Small Intestinal Bacterial Overgrowth (SIBO)
Small intestinal bacterial overgrowth (SIBO) is defined as the presence of excessive bacteria in the small intestine which causes production of excess abdominal gas. SIBO is frequently found to be the cause of chronic diarrhea and malabsorption.
Patients with SIBO may also suffer from constipation, weight loss, nutritional deficiencies, and osteoporosis.
SIBO is an important and under-recognized clinical syndrome in the elderly. It is the most common cause of malabsorption among older adults.
The mainstay of conventional treatment for SIBO remains antibiotic therapy.
One of the drawbacks to the use of antibiotics in the treatment of SIBO is recurrence of SIBO and the need for ongoing courses of antibiotics, together with the serious side effects from overuse.

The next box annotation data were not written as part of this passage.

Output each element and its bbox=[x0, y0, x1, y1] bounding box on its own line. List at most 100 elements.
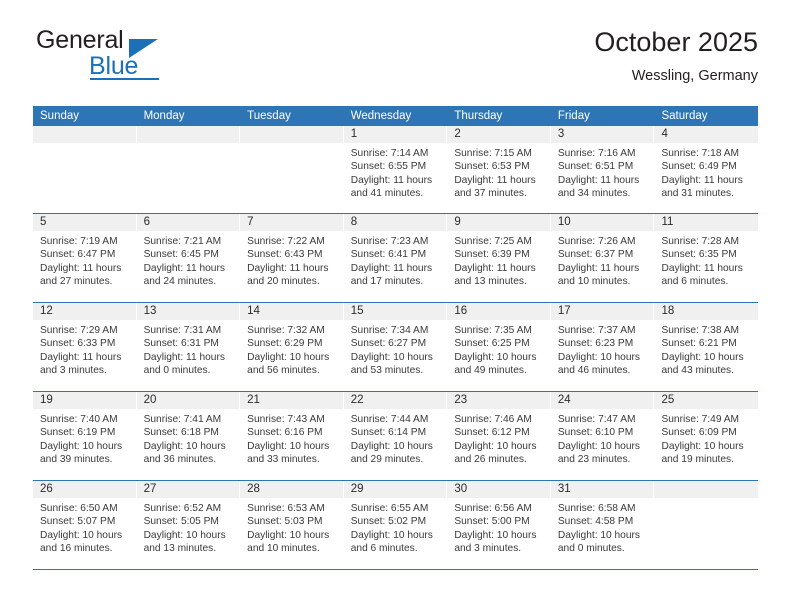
sunrise-text: Sunrise: 7:43 AM bbox=[247, 414, 325, 425]
day-cell-2[interactable]: 2 Sunrise: 7:15 AM Sunset: 6:53 PM Daylight… bbox=[447, 126, 551, 213]
day-cell-20[interactable]: 20 Sunrise: 7:41 AM Sunset: 6:18 PM Dayligh… bbox=[136, 392, 241, 480]
day-cell-4[interactable]: 4 Sunrise: 7:18 AM Sunset: 6:49 PM Daylight… bbox=[654, 126, 759, 213]
daylight-text-line1: Daylight: 10 hours bbox=[454, 529, 537, 541]
daylight-text-line1: Daylight: 11 hours bbox=[247, 262, 329, 274]
daylight-text-line2: and 6 minutes. bbox=[350, 542, 418, 554]
sunrise-text: Sunrise: 6:52 AM bbox=[143, 503, 222, 514]
sunrise-text: Sunrise: 7:40 AM bbox=[40, 414, 118, 425]
day-number: 19 bbox=[33, 392, 137, 409]
daylight-text-line1: Daylight: 11 hours bbox=[661, 262, 743, 274]
weekday-header-row: Sunday Monday Tuesday Wednesday Thursday Frid… bbox=[33, 106, 758, 126]
sunrise-text: Sunrise: 7:14 AM bbox=[350, 148, 429, 159]
general-blue-logo[interactable]: General Blue bbox=[33, 26, 263, 88]
day-cell-21[interactable]: 21 Sunrise: 7:43 AM Sunset: 6:16 PM Dayligh… bbox=[240, 392, 344, 480]
day-cell-7[interactable]: 7 Sunrise: 7:22 AM Sunset: 6:43 PM Daylight… bbox=[240, 214, 344, 302]
day-cell-16[interactable]: 16 Sunrise: 7:35 AM Sunset: 6:25 PM Dayligh… bbox=[447, 303, 551, 391]
day-cell-23[interactable]: 23 Sunrise: 7:46 AM Sunset: 6:12 PM Dayligh… bbox=[447, 392, 551, 480]
logo-text-blue: Blue bbox=[89, 52, 139, 80]
daylight-text-line1: Daylight: 10 hours bbox=[350, 351, 433, 363]
title-block: October 2025 Wessling, Germany bbox=[594, 26, 758, 86]
sunset-text: Sunset: 6:51 PM bbox=[557, 161, 634, 173]
daylight-text-line1: Daylight: 11 hours bbox=[350, 262, 433, 274]
daylight-text-line1: Daylight: 10 hours bbox=[143, 529, 226, 541]
day-cell-5[interactable]: 5 Sunrise: 7:19 AM Sunset: 6:47 PM Daylight… bbox=[33, 214, 137, 302]
calendar-week-row: 1 Sunrise: 7:14 AM Sunset: 6:55 PM Daylight… bbox=[33, 126, 759, 214]
day-details: Sunrise: 7:15 AM Sunset: 6:53 PM Daylight:… bbox=[447, 143, 551, 200]
sunset-text: Sunset: 6:33 PM bbox=[40, 338, 116, 350]
daylight-text-line2: and 10 minutes. bbox=[557, 275, 631, 287]
daylight-text-line1: Daylight: 11 hours bbox=[454, 262, 536, 274]
daylight-text-line2: and 53 minutes. bbox=[350, 364, 424, 376]
daylight-text-line2: and 6 minutes. bbox=[661, 275, 729, 287]
day-cell-29[interactable]: 29 Sunrise: 6:55 AM Sunset: 5:02 PM Dayligh… bbox=[343, 481, 448, 569]
day-cell-12[interactable]: 12 Sunrise: 7:29 AM Sunset: 6:33 PM Dayligh… bbox=[33, 303, 137, 391]
day-cell-30[interactable]: 30 Sunrise: 6:56 AM Sunset: 5:00 PM Dayligh… bbox=[447, 481, 551, 569]
day-details: Sunrise: 7:43 AM Sunset: 6:16 PM Daylight:… bbox=[240, 409, 344, 466]
daylight-text-line2: and 43 minutes. bbox=[661, 364, 734, 376]
daylight-text-line2: and 13 minutes. bbox=[454, 275, 527, 287]
day-cell-25[interactable]: 25 Sunrise: 7:49 AM Sunset: 6:09 PM Dayligh… bbox=[654, 392, 759, 480]
sunrise-text: Sunrise: 7:37 AM bbox=[557, 325, 636, 336]
sunrise-text: Sunrise: 7:41 AM bbox=[143, 414, 222, 425]
day-cell-27[interactable]: 27 Sunrise: 6:52 AM Sunset: 5:05 PM Dayligh… bbox=[136, 481, 241, 569]
day-details: Sunrise: 7:23 AM Sunset: 6:41 PM Daylight:… bbox=[344, 231, 448, 288]
page-header: General Blue October 2025 Wessling, Germ… bbox=[33, 26, 758, 98]
day-cell-11[interactable]: 11 Sunrise: 7:28 AM Sunset: 6:35 PM Dayligh… bbox=[654, 214, 759, 302]
sunrise-text: Sunrise: 6:56 AM bbox=[454, 503, 532, 514]
day-cell-14[interactable]: 14 Sunrise: 7:32 AM Sunset: 6:29 PM Dayligh… bbox=[240, 303, 344, 391]
day-cell-18[interactable]: 18 Sunrise: 7:38 AM Sunset: 6:21 PM Dayligh… bbox=[654, 303, 759, 391]
day-cell-1[interactable]: 1 Sunrise: 7:14 AM Sunset: 6:55 PM Daylight… bbox=[343, 126, 448, 213]
day-cell-9[interactable]: 9 Sunrise: 7:25 AM Sunset: 6:39 PM Daylight… bbox=[447, 214, 551, 302]
day-cell-10[interactable]: 10 Sunrise: 7:26 AM Sunset: 6:37 PM Dayligh… bbox=[550, 214, 655, 302]
day-details: Sunrise: 7:47 AM Sunset: 6:10 PM Daylight:… bbox=[551, 409, 655, 466]
daylight-text-line2: and 46 minutes. bbox=[557, 364, 631, 376]
daylight-text-line1: Daylight: 11 hours bbox=[350, 174, 433, 186]
sunrise-text: Sunrise: 7:26 AM bbox=[557, 236, 636, 247]
day-details: Sunrise: 7:31 AM Sunset: 6:31 PM Daylight:… bbox=[137, 320, 241, 377]
daylight-text-line2: and 16 minutes. bbox=[40, 542, 113, 554]
day-cell-8[interactable]: 8 Sunrise: 7:23 AM Sunset: 6:41 PM Daylight… bbox=[343, 214, 448, 302]
sunrise-text: Sunrise: 7:38 AM bbox=[661, 325, 740, 336]
daylight-text-line1: Daylight: 10 hours bbox=[350, 529, 433, 541]
daylight-text-line1: Daylight: 10 hours bbox=[454, 351, 537, 363]
sunset-text: Sunset: 6:14 PM bbox=[350, 427, 427, 439]
weekday-header-wednesday: Wednesday bbox=[350, 110, 412, 122]
day-cell-6[interactable]: 6 Sunrise: 7:21 AM Sunset: 6:45 PM Daylight… bbox=[136, 214, 241, 302]
weekday-header-friday: Friday bbox=[557, 110, 590, 122]
sunset-text: Sunset: 6:53 PM bbox=[454, 161, 530, 173]
logo-text-general: General bbox=[36, 26, 124, 54]
day-cell-22[interactable]: 22 Sunrise: 7:44 AM Sunset: 6:14 PM Dayligh… bbox=[343, 392, 448, 480]
day-cell-26[interactable]: 26 Sunrise: 6:50 AM Sunset: 5:07 PM Dayligh… bbox=[33, 481, 137, 569]
sunset-text: Sunset: 5:05 PM bbox=[143, 516, 219, 528]
sunrise-text: Sunrise: 7:31 AM bbox=[143, 325, 222, 336]
day-cell-15[interactable]: 15 Sunrise: 7:34 AM Sunset: 6:27 PM Dayligh… bbox=[343, 303, 448, 391]
day-details: Sunrise: 7:40 AM Sunset: 6:19 PM Daylight:… bbox=[33, 409, 137, 466]
daylight-text-line2: and 29 minutes. bbox=[350, 453, 424, 465]
day-cell-31[interactable]: 31 Sunrise: 6:58 AM Sunset: 4:58 PM Dayligh… bbox=[550, 481, 655, 569]
sunrise-text: Sunrise: 7:21 AM bbox=[143, 236, 222, 247]
day-details: Sunrise: 6:58 AM Sunset: 4:58 PM Daylight:… bbox=[551, 498, 655, 555]
day-number bbox=[33, 126, 137, 143]
day-cell-3[interactable]: 3 Sunrise: 7:16 AM Sunset: 6:51 PM Daylight… bbox=[550, 126, 655, 213]
day-cell-24[interactable]: 24 Sunrise: 7:47 AM Sunset: 6:10 PM Dayligh… bbox=[550, 392, 655, 480]
day-number: 27 bbox=[136, 481, 241, 498]
day-cell-28[interactable]: 28 Sunrise: 6:53 AM Sunset: 5:03 PM Dayligh… bbox=[240, 481, 344, 569]
day-cell-13[interactable]: 13 Sunrise: 7:31 AM Sunset: 6:31 PM Dayligh… bbox=[136, 303, 241, 391]
daylight-text-line2: and 31 minutes. bbox=[661, 187, 734, 199]
day-number: 21 bbox=[240, 392, 344, 409]
day-number: 25 bbox=[654, 392, 759, 409]
daylight-text-line2: and 3 minutes. bbox=[454, 542, 522, 554]
day-number: 20 bbox=[136, 392, 241, 409]
sunset-text: Sunset: 6:35 PM bbox=[661, 249, 737, 261]
day-cell-17[interactable]: 17 Sunrise: 7:37 AM Sunset: 6:23 PM Dayligh… bbox=[550, 303, 655, 391]
day-number: 2 bbox=[447, 126, 551, 143]
day-number: 18 bbox=[654, 303, 759, 320]
day-number: 16 bbox=[447, 303, 551, 320]
daylight-text-line2: and 23 minutes. bbox=[557, 453, 631, 465]
day-number bbox=[240, 126, 344, 143]
daylight-text-line2: and 33 minutes. bbox=[247, 453, 320, 465]
sunrise-text: Sunrise: 7:32 AM bbox=[247, 325, 325, 336]
daylight-text-line2: and 0 minutes. bbox=[557, 542, 625, 554]
sunset-text: Sunset: 6:10 PM bbox=[557, 427, 634, 439]
day-cell-19[interactable]: 19 Sunrise: 7:40 AM Sunset: 6:19 PM Dayligh… bbox=[33, 392, 137, 480]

Functional Medicine Management of SIBO
Assessment is usually based on clinical symptoms and the results of hydrogen and methane breath testing, a fully-validated test for SIBO. Breath testing (which can be done at home) is non-invasive, inexpensive, simple and safe.
In healthy people SIBO is avoided by:
- Actions of gastric acid
- Pancreatic enzyme activity
- Small intestinal motility
- Normal activity of the ileocecal valve
Functional Medicine assesses these body functions in the individual and supports them when deficient.
The following nutritional interventions are usually used:
Digestive enzymes are used to improve digestion and absorption of nutrients and decrease progression of bacterial overgrowth.
Diet is critical in the SIBO patient. Identifying and eliminating problem foods from the diet, such as high-sugar foods and foods that contain short-chain carbohydrates such as lactose, fructans and galactans, is an important part of recovering from bacterial overgrowth. A list of foods to consume and to avoid is identified during this process.
Patients with bacterial overgrowth conditions can benefit from the use of strain-specific probiotics. In some cases, a symptom-free condition may be reached with probiotics alone.
Antimicrobials and Biofilm Busters
In cases of chronic SIBO, antimicrobial herbs are used to reduce unwanted bacteria. Biofilm-degrading enzymes and other compounds are also effective in the breakdown of stubborn biofilms.